The kitchen was hot and steamy when we sat down to a table laden with food and drinks. We enjoyed every bite and it didn't take long before we were all too full to eat any more. I love it when a great, memorable meal comes together somewhat spontaneously. There are few things more satisfying than cooking and sharing good food together. It brings a glow to the table and makes the food taste even better.
This recipe is mostly a guideline and I haven't listed quantities because you can make this recipe in any amount. You can use any kind of potatoes you want and a mix of varieties works fine, too. I find that butter (or clarified butter) gives the potatoes the best flavor and crisp outside but you can also use your choice of oil. I like the potatoes to taste a bit garlicky, but that is optional, too. Finally, veggie home fries are really good, too, if you want to add chopped broccoli, peppers, carrots, spinach or whatever else you fancy.
salt and pepper
veggies, salsa, grated cheddar or pepper jack cheese (optional)
Rinse or scrub the potatoes clean, as needed. Cut the potatoes into bite size or slightly larger pieces, the size that you want your home fries to be. Place the potatoes in a pot and cover with water, add a generous pinch of salt. Bring the pot to a boil and reduce the heat to keep the water boiling, but not boiling over. When the potato pieces can be easily pierced with a fork, remove from the heat and drain out the water. Heat a cast iron skillet or other shallow pan over medium high heat.

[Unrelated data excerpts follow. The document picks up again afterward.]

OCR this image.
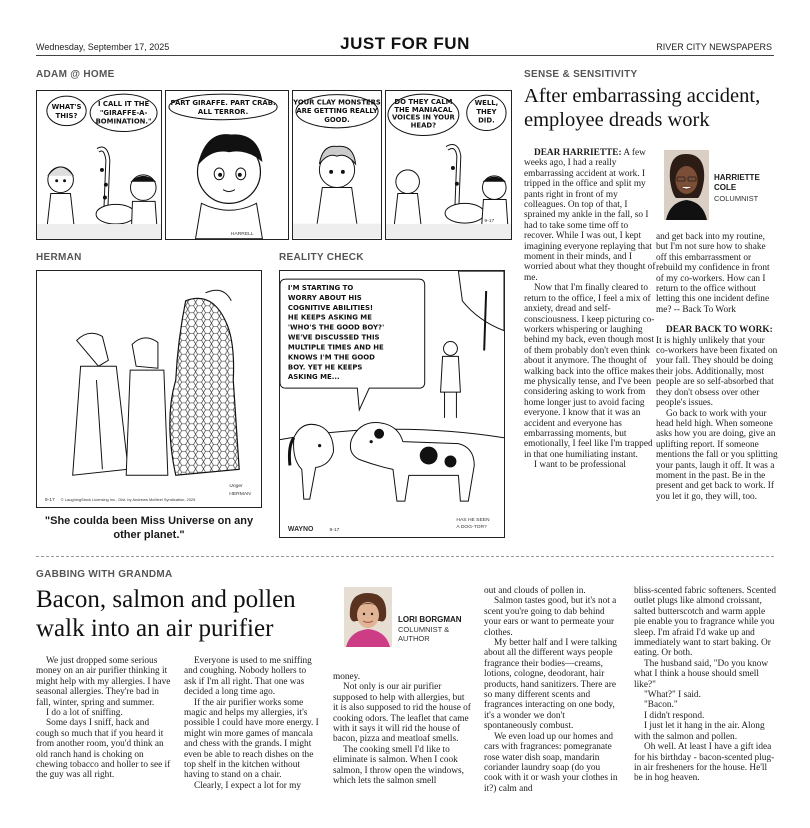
Wednesday, September 17, 2025	JUST FOR FUN	RIVER CITY NEWSPAPERS
ADAM @ HOME
WHAT'S
THIS?
I CALL IT THE
"GIRAFFE-A-
BOMINATION."
PART GIRAFFE. PART CRAB.
ALL TERROR.
HARRELL
YOUR CLAY MONSTERS
ARE GETTING REALLY
GOOD.
DO THEY CALM
THE MANIACAL
VOICES IN YOUR
HEAD?
WELL,
THEY
DID.
9-17
HERMAN
9-17 © LaughingStock Licensing Inc., Dist. by Andrews McMeel Syndication, 2025
HERMAN
Unger
"She coulda been Miss Universe on any other planet."
REALITY CHECK
I'M STARTING TO
WORRY ABOUT HIS
COGNITIVE ABILITIES!
HE KEEPS ASKING ME
'WHO'S THE GOOD BOY?'
WE'VE DISCUSSED THIS
MULTIPLE TIMES AND HE
KNOWS I'M THE GOOD
BOY. YET HE KEEPS
ASKING ME...
WAYNO	9-17
HAS HE SEEN
A DOG-TOR?
SENSE & SENSITIVITY
After embarrassing accident, employee dreads work

DEAR HARRIETTE: A few weeks ago, I had a really embarrassing accident at work. I tripped in the office and split my pants right in front of my colleagues. On top of that, I sprained my ankle in the fall, so I had to take some time off to recover. While I was out, I kept imagining everyone replaying that moment in their minds, and I worried about what they thought of me.

Now that I'm finally cleared to return to the office, I feel a mix of anxiety, dread and self-consciousness. I keep picturing co-workers whispering or laughing behind my back, even though most of them probably don't even think about it anymore. The thought of walking back into the office makes me physically tense, and I've been considering asking to work from home longer just to avoid facing everyone. I know that it was an accident and everyone has embarrassing moments, but emotionally, I feel like I'm trapped in that one humiliating instant.

I want to be professional

HARRIETTE COLE
COLUMNIST

and get back into my routine, but I'm not sure how to shake off this embarrassment or rebuild my confidence in front of my co-workers. How can I return to the office without letting this one incident define me? -- Back To Work

DEAR BACK TO WORK: It is highly unlikely that your co-workers have been fixated on your fall. They should be doing their jobs. Additionally, most people are so self-absorbed that they don't obsess over other people's issues.

Go back to work with your head held high. When someone asks how you are doing, give an uplifting report. If someone mentions the fall or you splitting your pants, laugh it off. It was a moment in the past. Be in the present and get back to work. If you let it go, they will, too.

GABBING WITH GRANDMA
Bacon, salmon and pollen walk into an air purifier

We just dropped some serious money on an air purifier thinking it might help with my allergies. I have seasonal allergies. They're bad in fall, winter, spring and summer.

I do a lot of sniffing.

Some days I sniff, hack and cough so much that if you heard it from another room, you'd think an old ranch hand is choking on chewing tobacco and holler to see if the guy was all right.

Everyone is used to me sniffing and coughing. Nobody hollers to ask if I'm all right. That one was decided a long time ago.

If the air purifier works some magic and helps my allergies, it's possible I could have more energy. I might win more games of mancala and chess with the grands. I might even be able to reach dishes on the top shelf in the kitchen without having to stand on a chair.

Clearly, I expect a lot for my

LORI BORGMAN
COLUMNIST & AUTHOR

money.

Not only is our air purifier supposed to help with allergies, but it is also supposed to rid the house of cooking odors. The leaflet that came with it says it will rid the house of bacon, pizza and meatloaf smells.

The cooking smell I'd like to eliminate is salmon. When I cook salmon, I throw open the windows, which lets the salmon smell

out and clouds of pollen in.

Salmon tastes good, but it's not a scent you're going to dab behind your ears or want to permeate your clothes.

My better half and I were talking about all the different ways people fragrance their bodies—creams, lotions, cologne, deodorant, hair products, hand sanitizers. There are so many different scents and fragrances interacting on one body, it's a wonder we don't spontaneously combust.

We even load up our homes and cars with fragrances: pomegranate rose water dish soap, mandarin coriander laundry soap (do you cook with it or wash your clothes in it?) calm and

bliss-scented fabric softeners. Scented outlet plugs like almond croissant, salted butterscotch and warm apple pie enable you to fragrance while you sleep. I'm afraid I'd wake up and immediately want to start baking. Or eating. Or both.

The husband said, "Do you know what I think a house should smell like?"

"What?" I said.

"Bacon."

I didn't respond.

I just let it hang in the air. Along with the salmon and pollen.

Oh well. At least I have a gift idea for his birthday - bacon-scented plug-in air fresheners for the house. He'll be in hog heaven.
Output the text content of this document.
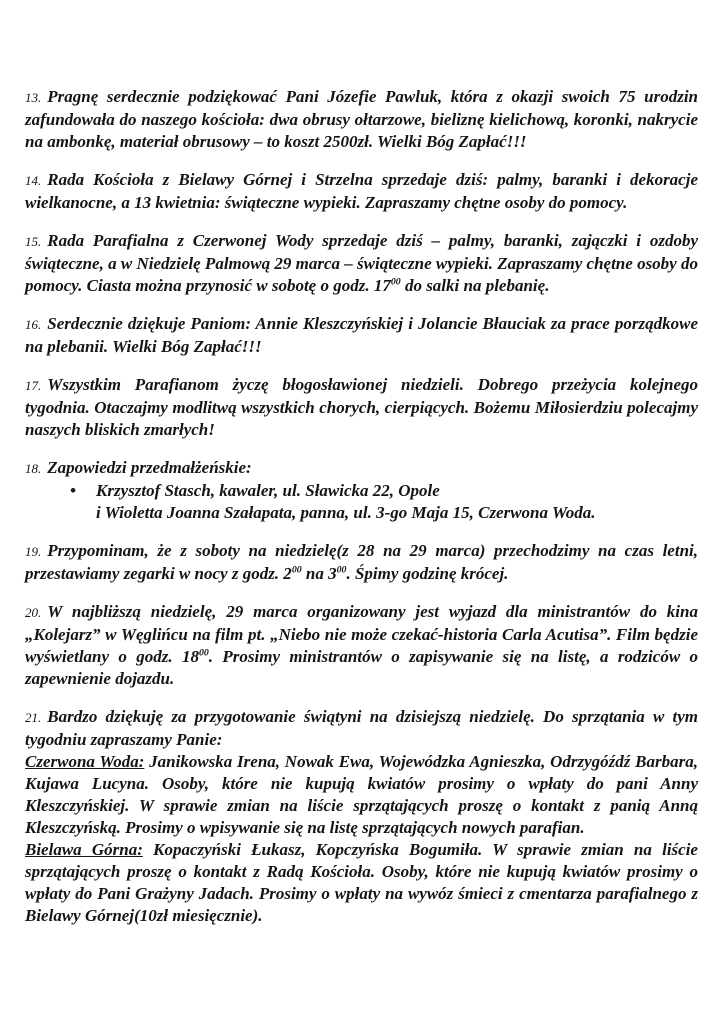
13. Pragnę serdecznie podziękować Pani Józefie Pawluk, która z okazji swoich 75 urodzin zafundowała do naszego kościoła: dwa obrusy ołtarzowe, bieliznę kielichową, koronki, nakrycie na ambonkę, materiał obrusowy – to koszt 2500zł. Wielki Bóg Zapłać!!!
14. Rada Kościoła z Bielawy Górnej i Strzelna sprzedaje dziś: palmy, baranki i dekoracje wielkanocne, a 13 kwietnia: świąteczne wypieki. Zapraszamy chętne osoby do pomocy.
15. Rada Parafialna z Czerwonej Wody sprzedaje dziś – palmy, baranki, zajączki i ozdoby świąteczne, a w Niedzielę Palmową 29 marca – świąteczne wypieki. Zapraszamy chętne osoby do pomocy. Ciasta można przynosić w sobotę o godz. $17^{00}$ do salki na plebanię.
16. Serdecznie dziękuje Paniom: Annie Kleszczyńskiej i Jolancie Błauciak za prace porządkowe na plebanii. Wielki Bóg Zapłać!!!
17. Wszystkim Parafianom życzę błogosławionej niedzieli. Dobrego przeżycia kolejnego tygodnia. Otaczajmy modlitwą wszystkich chorych, cierpiących. Bożemu Miłosierdziu polecajmy naszych bliskich zmarłych!
18. Zapowiedzi przedmałżeńskie:
•	Krzysztof Stasch, kawaler, ul. Sławicka 22, Opole
i Wioletta Joanna Szałapata, panna, ul. 3-go Maja 15, Czerwona Woda.
19. Przypominam, że z soboty na niedzielę(z 28 na 29 marca) przechodzimy na czas letni, przestawiamy zegarki w nocy z godz. $2^{00}$ na $3^{00}$. Śpimy godzinę krócej.
20. W najbliższą niedzielę, 29 marca organizowany jest wyjazd dla ministrantów do kina „Kolejarz” w Węglińcu na film pt. „Niebo nie może czekać-historia Carla Acutisa”. Film będzie wyświetlany o godz. $18^{00}$. Prosimy ministrantów o zapisywanie się na listę, a rodziców o zapewnienie dojazdu.
21. Bardzo dziękuję za przygotowanie świątyni na dzisiejszą niedzielę. Do sprzątania w tym tygodniu zapraszamy Panie:
Czerwona Woda: Janikowska Irena, Nowak Ewa, Wojewódzka Agnieszka, Odrzygóźdź Barbara, Kujawa Lucyna. Osoby, które nie kupują kwiatów prosimy o wpłaty do pani Anny Kleszczyńskiej. W sprawie zmian na liście sprzątających proszę o kontakt z panią Anną Kleszczyńską. Prosimy o wpisywanie się na listę sprzątających nowych parafian.
Bielawa Górna: Kopaczyński Łukasz, Kopczyńska Bogumiła. W sprawie zmian na liście sprzątających proszę o kontakt z Radą Kościoła. Osoby, które nie kupują kwiatów prosimy o wpłaty do Pani Grażyny Jadach. Prosimy o wpłaty na wywóz śmieci z cmentarza parafialnego z Bielawy Górnej(10zł miesięcznie).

Melt enough butter to coat the bottom of the pan. Add the potatoes to the pan and let them cook until crisp, stirring occasionally so that all the sides have a chance to crisp and brown. Mince a clove (or the amount you desire) of garlic. Once the potatoes are mostly brown and crispy, add the garlic, salt and pepper and optional veggies. Cook, stirring every so often, until the potatoes are very crispy and the optional veggies are also cooked through. If you are using salsa, stir in enough to barely coat the potatoes (or add more if you want). While the potatoes are still hot, but before serving, top with grated cheese and allow it to melt for a few minutes. The home fries are best eaten warm but can be reheated and eaten later if you have some left.